Pick of the day: Cobra Kai
Streaming now, Netflix
This comforting hit show (a sequel to the original The Karate Kid movie, starring Ralph Macchio as Daniel and William Zabka as Johnny) reaches season six, the final one, and today the first five episodes land on the streaming platform.
Why Trains Crash
8pm, BBC One
“Why did a train packed with hundreds of people end up on the same track as another locomotive,” says one train expert about one of the worst train accidents of recent times in the Balasore district of India. The incident occurred on 2 June 2023 on the rammed Coromandel Express that collided with a goods train. It had a knock-on effect with another high-speed train smashing into the Coromandel. The tragedy killed 296 people. This grim film explores the reasons for the crash and the aftermath of it.

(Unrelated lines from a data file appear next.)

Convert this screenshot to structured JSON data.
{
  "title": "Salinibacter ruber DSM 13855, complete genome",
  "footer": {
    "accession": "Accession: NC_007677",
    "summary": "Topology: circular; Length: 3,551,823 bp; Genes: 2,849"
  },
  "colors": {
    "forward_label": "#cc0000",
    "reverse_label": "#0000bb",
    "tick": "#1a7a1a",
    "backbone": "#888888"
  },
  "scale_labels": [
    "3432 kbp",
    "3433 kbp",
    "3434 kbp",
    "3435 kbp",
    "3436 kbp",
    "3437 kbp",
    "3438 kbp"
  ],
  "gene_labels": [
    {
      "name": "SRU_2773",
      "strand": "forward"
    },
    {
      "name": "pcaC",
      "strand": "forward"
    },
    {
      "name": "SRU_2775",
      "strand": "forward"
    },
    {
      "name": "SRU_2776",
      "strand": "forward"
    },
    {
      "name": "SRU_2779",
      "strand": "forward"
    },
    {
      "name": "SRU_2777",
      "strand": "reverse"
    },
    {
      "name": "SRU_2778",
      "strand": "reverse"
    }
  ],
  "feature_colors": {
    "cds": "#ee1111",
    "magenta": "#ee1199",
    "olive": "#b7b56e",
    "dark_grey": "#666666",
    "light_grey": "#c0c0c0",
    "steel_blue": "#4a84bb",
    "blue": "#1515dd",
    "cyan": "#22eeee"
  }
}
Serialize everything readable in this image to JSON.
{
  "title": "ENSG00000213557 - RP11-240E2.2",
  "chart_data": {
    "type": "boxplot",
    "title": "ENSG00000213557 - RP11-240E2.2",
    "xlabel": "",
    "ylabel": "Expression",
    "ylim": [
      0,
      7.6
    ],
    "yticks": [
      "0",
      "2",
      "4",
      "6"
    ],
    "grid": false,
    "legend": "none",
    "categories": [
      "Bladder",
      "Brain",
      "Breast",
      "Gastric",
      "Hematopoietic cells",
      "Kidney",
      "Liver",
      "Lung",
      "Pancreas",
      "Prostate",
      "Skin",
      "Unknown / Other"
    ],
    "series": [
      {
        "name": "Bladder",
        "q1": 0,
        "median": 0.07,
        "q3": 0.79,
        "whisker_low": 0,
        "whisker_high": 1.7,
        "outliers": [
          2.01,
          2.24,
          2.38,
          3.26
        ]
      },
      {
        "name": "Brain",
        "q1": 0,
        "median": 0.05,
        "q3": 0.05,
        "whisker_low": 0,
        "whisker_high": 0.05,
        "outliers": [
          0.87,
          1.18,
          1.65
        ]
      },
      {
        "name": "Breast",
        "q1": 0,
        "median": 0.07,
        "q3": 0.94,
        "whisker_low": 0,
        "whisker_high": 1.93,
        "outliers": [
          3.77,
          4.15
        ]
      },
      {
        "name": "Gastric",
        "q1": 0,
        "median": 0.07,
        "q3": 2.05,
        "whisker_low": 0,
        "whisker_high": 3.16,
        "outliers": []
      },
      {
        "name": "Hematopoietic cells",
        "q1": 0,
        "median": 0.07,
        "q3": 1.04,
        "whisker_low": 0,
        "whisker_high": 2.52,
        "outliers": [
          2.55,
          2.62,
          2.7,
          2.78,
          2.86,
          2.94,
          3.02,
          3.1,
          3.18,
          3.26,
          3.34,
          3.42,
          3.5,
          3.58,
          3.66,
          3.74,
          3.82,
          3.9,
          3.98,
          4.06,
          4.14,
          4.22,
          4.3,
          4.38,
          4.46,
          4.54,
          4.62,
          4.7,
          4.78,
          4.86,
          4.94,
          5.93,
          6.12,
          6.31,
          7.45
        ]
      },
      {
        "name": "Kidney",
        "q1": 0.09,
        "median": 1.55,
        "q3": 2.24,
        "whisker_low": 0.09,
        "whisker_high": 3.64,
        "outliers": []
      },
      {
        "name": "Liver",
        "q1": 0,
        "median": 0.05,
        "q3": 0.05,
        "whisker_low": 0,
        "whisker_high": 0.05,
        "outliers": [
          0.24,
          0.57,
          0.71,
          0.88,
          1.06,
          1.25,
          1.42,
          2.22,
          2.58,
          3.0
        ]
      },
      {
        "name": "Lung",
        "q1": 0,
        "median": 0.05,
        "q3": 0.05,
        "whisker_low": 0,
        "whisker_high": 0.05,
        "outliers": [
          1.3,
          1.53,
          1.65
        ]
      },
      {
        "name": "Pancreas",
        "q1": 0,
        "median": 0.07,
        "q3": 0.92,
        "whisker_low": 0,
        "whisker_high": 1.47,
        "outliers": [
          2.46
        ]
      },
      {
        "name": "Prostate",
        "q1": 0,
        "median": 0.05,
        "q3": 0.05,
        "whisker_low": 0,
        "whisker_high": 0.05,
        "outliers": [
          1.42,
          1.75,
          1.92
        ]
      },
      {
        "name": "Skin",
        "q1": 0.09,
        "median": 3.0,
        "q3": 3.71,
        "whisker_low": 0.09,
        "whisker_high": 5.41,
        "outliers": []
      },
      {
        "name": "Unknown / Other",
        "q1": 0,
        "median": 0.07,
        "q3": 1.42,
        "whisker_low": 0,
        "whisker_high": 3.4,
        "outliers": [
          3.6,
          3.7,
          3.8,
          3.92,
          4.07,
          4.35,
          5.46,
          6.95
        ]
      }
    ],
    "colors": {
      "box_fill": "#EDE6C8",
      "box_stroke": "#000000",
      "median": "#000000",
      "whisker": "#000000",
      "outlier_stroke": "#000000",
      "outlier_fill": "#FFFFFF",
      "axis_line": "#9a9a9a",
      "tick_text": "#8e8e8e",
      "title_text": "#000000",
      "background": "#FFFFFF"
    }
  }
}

Supermarket Own-Brands: The Big Taste Test
8pm, Channel 5
This meat-and-potatoes doc explores store cupboard staples, the items we fill our baskets and trolleys with week in, week out. Apparently, we spend more than eight months of our lives in supermarkets and brands are often ingrained into us and evoke memories of our childhood, like the ketchup we put on our food or the cereal we ate at breakfast. Supermarket own brands used to be unappealing and boring, but now everything has changed. The packaging is cheeky and the names are even cheekier. And the taste? Well, a panel eat their way through food staples such as beans, bread and soup to name just a few in a bid to answer that question.
Golf: The Open
8pm, BBC Two
Can Rory McIlroy finally bag his fifth major at Royal Troon Golf Club in South Ayrshire? He was agonisingly close at last year’s US Open, coming second to Bryson DeChambeau, the LIV rebel player in a rich vein of form. Here are highlights of the first day’s play of the 152nd staging of the Major.
Armenia, My Home
8.40pm, PBS America
“Each country or nation has a cultural identity and we have one that goes far back before the genocide into ancient history and that culture is full of all kinds of pride and poetry,” explains actor and playwright Eric Bogosian (Succession) for this celebration of Armenia. The nation’s history goes back millennia and it was the first nation to adopt Christianity as the official state religion in the fourth century. Armenians discuss their nation, and capital Yerevan, including the genocide under the Ottoman Empire from 1915-17. This doc is one of resilience and belonging; it’s a “kind of a miraculous thing if you’re an Armenian”.
Suspect
9pm and 9.30pm, Channel 4
Anne-Marie Duff’s shrink, Dr Susannah Newman, has failed to get her former lover, DS Richard Grove (Ben Miller), to help find serial killer Jon (Dominic Cooper, criminally underused), so she takes things into her own hands. First, she meets up with ex-client and copper Louisa (Vinette Robinson) who, although initially hostile to her approach, has some info on the missing girls. Newman then meets Eddie Marsan’s overly nice therapist, who has bad news about Danny (James Nesbitt) in this talky (mostly angry) mystery thriller. One patient tells Dr Newman she is “not safe anywhere” – and she doesn’t appear to be.